もう息が上がっているのも法衣が汚れるのも自身の恩寵が消えたこともなにもかも忘れ、教会へ急いだ。


「シスター!皆!大丈夫ですか!?」


さっきまで限界を超えた走りをみせたものとは思えないほどの声量で叫んだ。やはり煙が上がっている。地下室への入り口である。酸欠で青ざめた顔をさらに青くし、必死の表情で叫んだ。


「アル!ソル!!」


返事はない。ただ、くすぶる煙と残酷な静寂があたりを包んでいた。


「リン....メディさん....シスター・セント....」


いくら呼んでも返事はない。


「神父様....」


か細い声がした。とっさに後ろを振り向くと幼い女児が扉越しにこちらを見ている。


「リン!」


泣きそうな声で駆け寄り、力いっぱい抱きしめた。


「よく…よく無事で…」


眼鏡の裏に大粒の涙をためながら腕に力を込めた。見失わぬよう、まもれるように。


「神父様、いたい」


あまりの安堵に力が入りすぎていた。慌てて手を離す。涙で汚れた顔ではあったが、確かに生きていた。


「すみません。他の皆は?無事なのですか?」


肩に手を添えて尋ねた。


「あっち。皆いるよ。」


そういいながらリンは教会の裏手にある小高い丘を指さした。


「良かった...」


再びの安堵に胸をなでおろす。
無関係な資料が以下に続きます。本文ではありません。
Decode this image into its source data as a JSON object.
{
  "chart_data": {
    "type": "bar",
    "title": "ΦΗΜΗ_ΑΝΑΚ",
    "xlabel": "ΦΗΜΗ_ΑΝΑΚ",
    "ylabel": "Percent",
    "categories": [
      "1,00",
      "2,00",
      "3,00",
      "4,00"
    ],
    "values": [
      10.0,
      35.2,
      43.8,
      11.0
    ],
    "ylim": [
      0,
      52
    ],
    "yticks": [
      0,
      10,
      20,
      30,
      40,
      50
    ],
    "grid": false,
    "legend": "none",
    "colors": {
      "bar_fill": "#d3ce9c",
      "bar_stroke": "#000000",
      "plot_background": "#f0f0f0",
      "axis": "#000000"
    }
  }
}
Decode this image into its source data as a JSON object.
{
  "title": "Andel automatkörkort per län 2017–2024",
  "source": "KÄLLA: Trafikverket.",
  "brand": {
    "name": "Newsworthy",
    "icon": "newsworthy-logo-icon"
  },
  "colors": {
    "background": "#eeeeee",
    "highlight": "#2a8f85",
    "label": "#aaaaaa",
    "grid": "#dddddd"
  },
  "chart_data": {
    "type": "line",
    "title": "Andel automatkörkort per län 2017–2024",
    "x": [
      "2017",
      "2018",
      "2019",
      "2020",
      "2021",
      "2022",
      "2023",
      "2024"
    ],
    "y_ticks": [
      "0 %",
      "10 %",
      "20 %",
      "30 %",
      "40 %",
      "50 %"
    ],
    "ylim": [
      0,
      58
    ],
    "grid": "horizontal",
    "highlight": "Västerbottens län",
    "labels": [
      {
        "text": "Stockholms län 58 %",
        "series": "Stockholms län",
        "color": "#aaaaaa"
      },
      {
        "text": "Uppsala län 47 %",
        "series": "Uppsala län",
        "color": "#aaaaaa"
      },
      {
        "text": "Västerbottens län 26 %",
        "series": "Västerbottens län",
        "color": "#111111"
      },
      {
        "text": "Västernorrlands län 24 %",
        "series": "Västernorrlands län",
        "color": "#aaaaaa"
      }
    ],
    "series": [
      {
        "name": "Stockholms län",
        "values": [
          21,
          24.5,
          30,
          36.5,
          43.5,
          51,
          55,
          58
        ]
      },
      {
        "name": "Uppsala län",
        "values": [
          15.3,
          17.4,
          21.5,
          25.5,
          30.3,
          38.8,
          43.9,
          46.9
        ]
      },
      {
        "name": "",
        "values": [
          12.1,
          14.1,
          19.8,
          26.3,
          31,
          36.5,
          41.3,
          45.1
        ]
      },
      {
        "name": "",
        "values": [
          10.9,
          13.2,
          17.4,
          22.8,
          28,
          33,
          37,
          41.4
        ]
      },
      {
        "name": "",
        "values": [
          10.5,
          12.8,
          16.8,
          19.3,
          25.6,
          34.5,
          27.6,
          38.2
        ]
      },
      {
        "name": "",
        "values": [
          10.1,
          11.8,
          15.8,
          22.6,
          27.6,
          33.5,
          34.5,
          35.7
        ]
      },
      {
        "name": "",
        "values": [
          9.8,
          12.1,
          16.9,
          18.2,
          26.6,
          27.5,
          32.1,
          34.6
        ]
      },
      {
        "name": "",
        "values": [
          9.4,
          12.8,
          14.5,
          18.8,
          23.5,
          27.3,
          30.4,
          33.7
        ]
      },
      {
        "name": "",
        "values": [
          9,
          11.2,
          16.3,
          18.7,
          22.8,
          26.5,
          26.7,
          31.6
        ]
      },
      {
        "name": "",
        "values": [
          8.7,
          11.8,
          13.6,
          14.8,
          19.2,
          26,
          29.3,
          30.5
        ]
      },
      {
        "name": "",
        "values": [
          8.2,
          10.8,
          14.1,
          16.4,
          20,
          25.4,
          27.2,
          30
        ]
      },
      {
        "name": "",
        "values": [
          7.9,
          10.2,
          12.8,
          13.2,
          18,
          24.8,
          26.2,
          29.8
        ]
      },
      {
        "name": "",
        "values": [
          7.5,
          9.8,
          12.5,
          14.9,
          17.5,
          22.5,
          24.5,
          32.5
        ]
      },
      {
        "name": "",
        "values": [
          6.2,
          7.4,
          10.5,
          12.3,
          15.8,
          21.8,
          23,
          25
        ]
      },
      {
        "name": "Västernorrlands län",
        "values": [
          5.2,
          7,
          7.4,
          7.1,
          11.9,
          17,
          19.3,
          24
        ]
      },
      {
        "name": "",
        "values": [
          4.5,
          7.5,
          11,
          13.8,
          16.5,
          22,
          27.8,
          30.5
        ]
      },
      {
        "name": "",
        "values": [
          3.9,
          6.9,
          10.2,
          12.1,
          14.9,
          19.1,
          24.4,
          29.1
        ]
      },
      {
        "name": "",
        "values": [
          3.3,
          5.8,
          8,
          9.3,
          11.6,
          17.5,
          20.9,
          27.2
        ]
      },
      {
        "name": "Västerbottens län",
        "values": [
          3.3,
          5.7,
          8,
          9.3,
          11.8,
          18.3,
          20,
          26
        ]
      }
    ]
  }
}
と同時に一つの疑問が生まれた。


「リン、あなたは何故一人でここに?この煙の原因はなんですか?」


「お人形取りに来たの。突然壁を破って黒い人が入ってきたから」


ーー黒い人?魔物のことか?だが、人の形をした黒い魔物など聞いたことがない。ましてや地面の中になど…

だが、今はいい。魔物の気配を感じれない今、この小さな命を守れるのは自分しかいないのだから。


「では人形をとってきますね。煙を吸ってはいけませんから、ここで待っていてください。」


そういって祭壇の戸棚にリンを隠し、上においてある祭事用の剣をとった。神事に使うものとはいえ、名のある職人が打ったものであるらしいので最低限はどうにかなるだろう。リンにどのあたりで落としたのかを聞き、階段を下りた。


「さすがに暗いな。明かりはつくだろうか。」


手探りで燭台を探し、火をともす。1部屋、二部屋見まわったところで、案外人形は簡単に見つかった。人形を手に講堂で待つリンのもとへ戻る。


「意外と簡単に見つかりました。さ、皆のところへ戻りましょう。お母さんも心配しているはずです。」


手をつないで丘へと戻る途中もやはり魔物の気配を感じることはできなかった。他愛のない話をしながらも思考を巡らせる。恩寵のこと、魔物のこと。気なることは枚挙にいとまがないが、考えても答えは出なかった。


「リン!!!!あなたどこに行ってたの!」


「お母さん!」


やはり娘を心配していた母が駆け寄る。剣を握りしめているヴァトーをみて一瞬ドキッとした様子だったが、手をひいているヴァトーを見てほっとした表情に戻った。深々と頭を下げる。


「神父様、ありがとうございました。」


「いえ、大丈夫ですよ。」


ヴァトーも会釈をしようと頭を下げた刹那ーーー

ーー空気ごと揺れるかのような轟音と衝撃。肌を焼く風。すさまじい閃光は目に痛みを残した。”それ”が何なのか、魔物なのか、獣の類か。あるいは。だが、ヴァトーがその類のことを瞬時に棚上げしたのは当然といえるだろう。痛み、やけどに苦しむ嗚咽の海。焼けた土の臭いにまじって、錆びた鉄のような生臭いような鼻を衝くにおいがした。


「ーーー何が…。何だこれは…。いったい…。」



(皆!)


声が出ない。こんなにも近くにいるのに。近づけば光彩の生み出す複雑な模様まで確認できるような距離にいるのに。だが、届かない。彼らは嘆いているのか。それとも泣き叫んでいるのか。神父として、皆を導かねば。しかし。

目の前にあるのは人ではない。焦げ臭い肉の塊に足がちょこんと生えたようなまぎれもない”物体”である。物体を導くことはできない。気が付けば、ヴァトーは”それ”に手を伸ばしていた。血は止まっていた。傷....もとい断面からは煙がくすぶっている。


なぜ。何故私ではないのだ。神の恩寵を失った私などもはや神父などではない。”こうなるべき”は私だったのだ。この母親には子がある。使命があるというのに。そんな考えばかりが巡る。涙は出ない。言葉は出ない。周りが流す嗚咽すらも。いや、すでに”出せない”のだ。気が付けば、彼の身体は地に突っ伏し苦悶の雄たけびを上げていた。